Health Services Research Department, American Cancer Society, National Home Office, Atlanta, GA, USA.
J Am Coll Surg. 2011 Nov;213(5):633-43. doi: 10.1016/j.jamcollsurg.2011.07.014. Epub 2011 Sep 8.
BACKGROUND: Black patients are less likely to undergo surgery for early-stage non-small cell lung cancer (NSCLC) compared with white patients, and are more likely to undergo resection at low-volume hospitals. However, little is known about the relationship between hospital safety-net burden and the likelihood of curative-intent surgery for black and white patients. This study analyzes whether hospital safety-net burden is associated with curative-intent surgery among adult early-stage NSCLC patients treated at facilities accredited by the American College of Surgeons Commission on Cancer. STUDY DESIGN: Adult patients diagnosed with invasive initial primary early-stage (TNM I-II) NSCLC during 2003-2005 were obtained from the National Cancer Data Base. Curative-intent surgery included anatomic resection, wedge resection, and segmentectomy. Hospital safety-net burden was defined as the percent of cancer patients per facility that were Medicaid-insured or uninsured. Generalized estimating equations and linear mixed models were used to control for clustering by facility. RESULTS: Of 52,853 evaluable patients, those treated at high safety-net burden facilities were significantly less likely (unadjusted p < 0.0001) to undergo curative-intent surgery than patients treated at low safety-net burden facilities. Controlling for patient and other facility characteristics, high safety-net burden remained significantly associated (p < 0.0001) with reduced likelihood of curative-intent surgery overall (odds ratio = 0.69; 95% CI, 0.62-0.77) and in black- and white-only models (odds ratio = 0.59, 95% CI, 0.48-0.73; odds ratio = 0.71; 95% CI, 0.63-0.80, respectively). CONCLUSIONS: Both black and white adult patients treated for early-stage NSCLC at high safety-net burden facilities are less likely to undergo curative-intent surgery than those treated at low safety-net burden facilities. Innovative solutions are needed to ensure quality cancer care at high safety-net burden facilities.
背景:与白人患者相比,黑人患者接受早期非小细胞肺癌(NSCLC)手术的可能性较低,并且更有可能在低容量医院进行切除术。然而,对于医院安全网负担与黑人和白人患者接受治愈性手术的可能性之间的关系,知之甚少。本研究分析了在接受美国外科医师学院癌症委员会认证的医疗机构治疗的成人早期 NSCLC 患者中,医院安全网负担是否与治愈性手术相关。
研究设计:从国家癌症数据库中获取了 2003 年至 2005 年间诊断为侵袭性初始原发性早期(TNM I-II)NSCLC 的成年患者。治愈性手术包括解剖性切除术、楔形切除术和节段切除术。医院安全网负担定义为每所医疗机构中接受医疗补助保险或无保险的癌症患者的百分比。使用广义估计方程和线性混合模型来控制设施聚类。

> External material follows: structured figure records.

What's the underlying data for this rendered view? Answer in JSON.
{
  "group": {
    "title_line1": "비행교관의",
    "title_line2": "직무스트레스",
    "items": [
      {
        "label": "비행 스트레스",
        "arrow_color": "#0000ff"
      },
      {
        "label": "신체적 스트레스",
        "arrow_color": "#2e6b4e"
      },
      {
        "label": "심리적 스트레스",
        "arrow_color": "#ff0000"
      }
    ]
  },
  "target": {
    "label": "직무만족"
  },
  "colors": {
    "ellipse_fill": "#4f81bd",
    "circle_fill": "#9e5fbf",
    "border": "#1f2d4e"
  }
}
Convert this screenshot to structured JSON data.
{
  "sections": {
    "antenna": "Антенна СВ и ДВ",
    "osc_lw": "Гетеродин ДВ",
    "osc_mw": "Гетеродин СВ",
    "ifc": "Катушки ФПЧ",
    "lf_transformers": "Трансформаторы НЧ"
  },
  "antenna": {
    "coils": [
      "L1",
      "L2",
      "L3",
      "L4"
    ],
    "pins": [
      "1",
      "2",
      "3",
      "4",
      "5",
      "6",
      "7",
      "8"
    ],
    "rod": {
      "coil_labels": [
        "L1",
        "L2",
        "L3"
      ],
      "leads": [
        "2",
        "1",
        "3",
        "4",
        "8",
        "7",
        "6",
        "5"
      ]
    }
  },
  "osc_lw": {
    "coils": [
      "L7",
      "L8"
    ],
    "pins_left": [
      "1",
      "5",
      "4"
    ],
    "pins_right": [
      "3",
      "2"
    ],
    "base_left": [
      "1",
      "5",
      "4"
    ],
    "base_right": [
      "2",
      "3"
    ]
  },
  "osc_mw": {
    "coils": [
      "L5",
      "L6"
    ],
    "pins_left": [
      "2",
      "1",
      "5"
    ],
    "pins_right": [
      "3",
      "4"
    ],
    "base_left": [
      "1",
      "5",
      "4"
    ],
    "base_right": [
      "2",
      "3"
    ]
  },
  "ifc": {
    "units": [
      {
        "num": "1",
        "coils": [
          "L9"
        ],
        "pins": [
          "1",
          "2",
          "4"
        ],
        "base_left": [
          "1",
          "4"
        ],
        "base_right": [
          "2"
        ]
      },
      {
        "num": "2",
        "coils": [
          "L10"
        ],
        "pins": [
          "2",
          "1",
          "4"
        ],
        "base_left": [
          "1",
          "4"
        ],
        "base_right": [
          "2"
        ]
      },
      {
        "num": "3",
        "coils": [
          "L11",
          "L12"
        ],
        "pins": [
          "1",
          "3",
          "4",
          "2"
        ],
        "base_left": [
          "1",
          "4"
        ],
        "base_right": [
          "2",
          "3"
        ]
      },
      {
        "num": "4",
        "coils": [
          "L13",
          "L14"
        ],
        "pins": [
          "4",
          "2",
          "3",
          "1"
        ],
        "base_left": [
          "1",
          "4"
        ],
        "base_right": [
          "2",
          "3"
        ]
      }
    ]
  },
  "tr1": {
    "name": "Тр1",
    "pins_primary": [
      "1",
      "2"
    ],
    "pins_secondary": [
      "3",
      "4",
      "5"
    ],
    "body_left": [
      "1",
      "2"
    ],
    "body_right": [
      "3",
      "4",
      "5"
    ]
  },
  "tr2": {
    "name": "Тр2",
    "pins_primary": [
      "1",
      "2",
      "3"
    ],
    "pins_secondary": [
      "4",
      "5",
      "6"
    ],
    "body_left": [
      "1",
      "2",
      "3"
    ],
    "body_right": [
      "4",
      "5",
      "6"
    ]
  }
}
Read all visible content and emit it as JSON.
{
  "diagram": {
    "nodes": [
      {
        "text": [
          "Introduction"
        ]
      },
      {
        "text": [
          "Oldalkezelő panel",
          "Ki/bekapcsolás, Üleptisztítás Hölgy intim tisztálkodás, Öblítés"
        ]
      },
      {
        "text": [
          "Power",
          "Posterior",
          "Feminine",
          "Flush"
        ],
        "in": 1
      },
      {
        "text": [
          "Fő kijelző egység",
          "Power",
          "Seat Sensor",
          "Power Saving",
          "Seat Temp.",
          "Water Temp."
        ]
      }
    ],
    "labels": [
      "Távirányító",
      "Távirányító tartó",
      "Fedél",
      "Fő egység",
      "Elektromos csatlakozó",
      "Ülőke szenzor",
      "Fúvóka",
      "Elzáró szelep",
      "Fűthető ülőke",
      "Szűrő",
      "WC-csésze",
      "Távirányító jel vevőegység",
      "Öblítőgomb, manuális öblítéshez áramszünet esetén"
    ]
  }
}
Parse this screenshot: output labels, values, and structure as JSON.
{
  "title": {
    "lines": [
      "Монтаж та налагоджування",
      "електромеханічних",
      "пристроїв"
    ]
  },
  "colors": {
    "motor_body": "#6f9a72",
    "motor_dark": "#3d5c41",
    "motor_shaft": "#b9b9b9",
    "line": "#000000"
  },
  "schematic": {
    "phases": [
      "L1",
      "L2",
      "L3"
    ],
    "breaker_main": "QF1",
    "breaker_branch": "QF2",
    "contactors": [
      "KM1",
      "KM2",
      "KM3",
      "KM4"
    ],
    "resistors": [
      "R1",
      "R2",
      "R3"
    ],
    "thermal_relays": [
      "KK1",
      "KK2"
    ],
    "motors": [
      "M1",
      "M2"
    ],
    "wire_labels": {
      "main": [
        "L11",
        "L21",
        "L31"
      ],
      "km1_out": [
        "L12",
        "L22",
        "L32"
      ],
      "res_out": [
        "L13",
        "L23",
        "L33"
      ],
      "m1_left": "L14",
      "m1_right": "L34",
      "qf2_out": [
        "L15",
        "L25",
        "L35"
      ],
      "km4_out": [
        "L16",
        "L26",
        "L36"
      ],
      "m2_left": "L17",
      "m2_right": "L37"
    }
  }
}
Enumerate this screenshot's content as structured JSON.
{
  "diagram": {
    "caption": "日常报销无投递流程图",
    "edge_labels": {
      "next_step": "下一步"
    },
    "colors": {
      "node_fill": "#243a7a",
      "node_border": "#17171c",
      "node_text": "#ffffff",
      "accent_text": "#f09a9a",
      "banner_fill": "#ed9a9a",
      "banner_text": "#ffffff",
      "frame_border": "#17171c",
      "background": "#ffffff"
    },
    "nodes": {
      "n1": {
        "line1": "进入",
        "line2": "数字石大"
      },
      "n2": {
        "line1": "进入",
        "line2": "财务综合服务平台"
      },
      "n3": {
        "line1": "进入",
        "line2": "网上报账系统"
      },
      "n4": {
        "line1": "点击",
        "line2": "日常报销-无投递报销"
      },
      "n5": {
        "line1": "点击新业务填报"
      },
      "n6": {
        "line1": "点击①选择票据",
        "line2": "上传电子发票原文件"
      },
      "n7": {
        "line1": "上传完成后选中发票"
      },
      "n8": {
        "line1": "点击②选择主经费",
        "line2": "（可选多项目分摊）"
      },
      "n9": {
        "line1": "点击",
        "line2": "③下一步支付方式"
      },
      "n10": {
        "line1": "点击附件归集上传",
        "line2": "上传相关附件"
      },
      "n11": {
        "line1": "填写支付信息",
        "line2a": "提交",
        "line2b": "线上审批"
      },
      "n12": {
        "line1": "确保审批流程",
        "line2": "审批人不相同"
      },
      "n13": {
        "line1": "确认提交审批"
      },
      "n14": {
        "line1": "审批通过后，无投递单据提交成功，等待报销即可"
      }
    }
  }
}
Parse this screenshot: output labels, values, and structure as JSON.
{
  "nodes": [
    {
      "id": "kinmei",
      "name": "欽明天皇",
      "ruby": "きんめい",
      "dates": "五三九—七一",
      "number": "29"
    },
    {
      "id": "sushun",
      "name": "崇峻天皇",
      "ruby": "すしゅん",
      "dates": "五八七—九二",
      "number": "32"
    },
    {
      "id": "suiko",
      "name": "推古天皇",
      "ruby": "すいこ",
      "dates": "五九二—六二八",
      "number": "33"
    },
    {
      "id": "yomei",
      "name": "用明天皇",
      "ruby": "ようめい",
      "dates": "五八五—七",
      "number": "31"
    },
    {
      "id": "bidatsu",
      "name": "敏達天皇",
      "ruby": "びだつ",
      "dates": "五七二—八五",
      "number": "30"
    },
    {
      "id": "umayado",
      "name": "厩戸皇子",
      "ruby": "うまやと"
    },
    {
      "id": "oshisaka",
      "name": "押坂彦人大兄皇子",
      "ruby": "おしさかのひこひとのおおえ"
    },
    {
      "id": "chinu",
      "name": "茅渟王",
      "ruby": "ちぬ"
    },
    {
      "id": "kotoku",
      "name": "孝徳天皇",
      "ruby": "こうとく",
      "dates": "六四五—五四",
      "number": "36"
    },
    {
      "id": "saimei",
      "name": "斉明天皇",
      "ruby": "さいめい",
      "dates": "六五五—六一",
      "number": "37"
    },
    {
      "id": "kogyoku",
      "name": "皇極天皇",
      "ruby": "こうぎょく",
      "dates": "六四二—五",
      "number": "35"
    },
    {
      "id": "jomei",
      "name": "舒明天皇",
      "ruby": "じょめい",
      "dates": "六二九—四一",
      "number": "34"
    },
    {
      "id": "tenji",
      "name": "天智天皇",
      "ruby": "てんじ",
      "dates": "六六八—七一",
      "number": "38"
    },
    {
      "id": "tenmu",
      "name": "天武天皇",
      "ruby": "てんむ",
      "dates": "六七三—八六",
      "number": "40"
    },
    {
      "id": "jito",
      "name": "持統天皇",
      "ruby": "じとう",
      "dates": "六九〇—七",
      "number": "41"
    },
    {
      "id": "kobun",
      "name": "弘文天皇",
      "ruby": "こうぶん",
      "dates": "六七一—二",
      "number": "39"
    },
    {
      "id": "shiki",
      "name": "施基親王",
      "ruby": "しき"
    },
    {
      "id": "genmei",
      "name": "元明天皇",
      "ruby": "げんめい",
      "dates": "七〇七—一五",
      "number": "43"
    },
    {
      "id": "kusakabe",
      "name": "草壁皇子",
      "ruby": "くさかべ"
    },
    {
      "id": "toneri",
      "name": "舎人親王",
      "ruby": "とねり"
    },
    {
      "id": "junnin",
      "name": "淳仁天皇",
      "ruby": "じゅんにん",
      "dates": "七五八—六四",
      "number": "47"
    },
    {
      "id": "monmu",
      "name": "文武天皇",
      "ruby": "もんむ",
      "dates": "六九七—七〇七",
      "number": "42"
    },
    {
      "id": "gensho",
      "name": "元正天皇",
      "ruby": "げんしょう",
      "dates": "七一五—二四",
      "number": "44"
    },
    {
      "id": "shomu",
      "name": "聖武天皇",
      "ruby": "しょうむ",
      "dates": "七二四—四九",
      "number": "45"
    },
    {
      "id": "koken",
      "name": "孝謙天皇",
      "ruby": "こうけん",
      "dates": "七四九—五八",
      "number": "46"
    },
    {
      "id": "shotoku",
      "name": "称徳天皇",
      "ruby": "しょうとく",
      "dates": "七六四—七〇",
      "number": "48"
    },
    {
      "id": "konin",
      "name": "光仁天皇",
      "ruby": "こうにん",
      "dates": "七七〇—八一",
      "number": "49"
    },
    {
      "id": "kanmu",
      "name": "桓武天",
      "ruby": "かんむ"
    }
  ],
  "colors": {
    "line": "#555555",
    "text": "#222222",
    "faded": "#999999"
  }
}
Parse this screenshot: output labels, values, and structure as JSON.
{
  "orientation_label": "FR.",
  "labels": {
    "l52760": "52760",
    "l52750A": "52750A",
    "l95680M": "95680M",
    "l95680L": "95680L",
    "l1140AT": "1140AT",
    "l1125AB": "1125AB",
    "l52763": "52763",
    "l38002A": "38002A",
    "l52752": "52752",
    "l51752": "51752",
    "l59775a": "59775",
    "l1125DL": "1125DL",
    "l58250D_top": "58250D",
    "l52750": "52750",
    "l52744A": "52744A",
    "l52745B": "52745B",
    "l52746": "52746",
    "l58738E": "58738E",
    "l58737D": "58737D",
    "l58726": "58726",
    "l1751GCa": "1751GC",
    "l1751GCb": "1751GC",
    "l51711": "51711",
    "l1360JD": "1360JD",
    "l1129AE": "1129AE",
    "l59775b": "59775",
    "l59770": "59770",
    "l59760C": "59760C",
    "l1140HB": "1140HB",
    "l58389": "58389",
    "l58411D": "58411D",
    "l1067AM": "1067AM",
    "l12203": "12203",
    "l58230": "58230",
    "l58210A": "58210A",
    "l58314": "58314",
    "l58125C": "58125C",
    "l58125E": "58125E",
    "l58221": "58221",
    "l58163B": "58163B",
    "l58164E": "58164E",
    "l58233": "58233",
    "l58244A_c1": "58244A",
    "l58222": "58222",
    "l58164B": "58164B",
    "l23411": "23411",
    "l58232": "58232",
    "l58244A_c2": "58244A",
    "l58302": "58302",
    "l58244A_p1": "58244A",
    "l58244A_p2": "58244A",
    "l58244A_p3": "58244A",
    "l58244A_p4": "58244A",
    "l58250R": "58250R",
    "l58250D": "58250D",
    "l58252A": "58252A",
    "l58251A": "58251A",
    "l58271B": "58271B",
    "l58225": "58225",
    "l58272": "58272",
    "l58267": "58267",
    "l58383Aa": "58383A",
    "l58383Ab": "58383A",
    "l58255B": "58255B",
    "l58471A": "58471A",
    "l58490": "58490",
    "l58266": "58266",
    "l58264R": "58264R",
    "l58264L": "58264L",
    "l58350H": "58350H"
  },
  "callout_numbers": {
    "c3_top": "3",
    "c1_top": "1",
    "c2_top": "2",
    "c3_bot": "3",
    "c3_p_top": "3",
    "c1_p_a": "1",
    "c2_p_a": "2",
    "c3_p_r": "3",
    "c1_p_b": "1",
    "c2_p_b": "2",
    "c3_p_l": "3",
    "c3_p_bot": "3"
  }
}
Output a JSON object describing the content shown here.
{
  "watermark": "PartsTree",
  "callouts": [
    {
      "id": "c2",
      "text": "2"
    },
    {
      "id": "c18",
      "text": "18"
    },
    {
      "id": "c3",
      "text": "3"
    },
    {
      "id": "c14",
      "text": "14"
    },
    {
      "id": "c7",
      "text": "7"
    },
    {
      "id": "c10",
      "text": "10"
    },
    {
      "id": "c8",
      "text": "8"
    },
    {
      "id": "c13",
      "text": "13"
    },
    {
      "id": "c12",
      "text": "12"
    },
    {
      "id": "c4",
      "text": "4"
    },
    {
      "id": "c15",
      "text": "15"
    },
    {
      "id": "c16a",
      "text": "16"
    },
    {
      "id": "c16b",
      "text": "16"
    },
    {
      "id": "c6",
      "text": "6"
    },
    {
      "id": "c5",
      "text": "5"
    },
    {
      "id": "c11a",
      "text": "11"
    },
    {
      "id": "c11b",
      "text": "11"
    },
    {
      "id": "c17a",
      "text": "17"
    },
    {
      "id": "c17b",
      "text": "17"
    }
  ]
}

结果:在 52853 例可评估患者中,与低安全网负担设施相比,在高安全网负担设施接受治疗的患者进行治愈性手术的可能性明显较低(未调整的 p <0.0001)。在控制患者和其他设施特征后,高安全网负担与总体上降低治愈性手术的可能性仍显著相关(比值比=0.69;95%置信区间,0.62-0.77),并且在黑人患者和白人患者的模型中也是如此(比值比=0.59,95%置信区间,0.48-0.73;比值比=0.71;95%置信区间,0.63-0.80)。
结论:在高安全网负担设施接受治疗的黑人和白人成年早期 NSCLC 患者接受治愈性手术的可能性均低于在低安全网负担设施接受治疗的患者。需要创新的解决方案来确保高安全网负担设施提供高质量的癌症护理。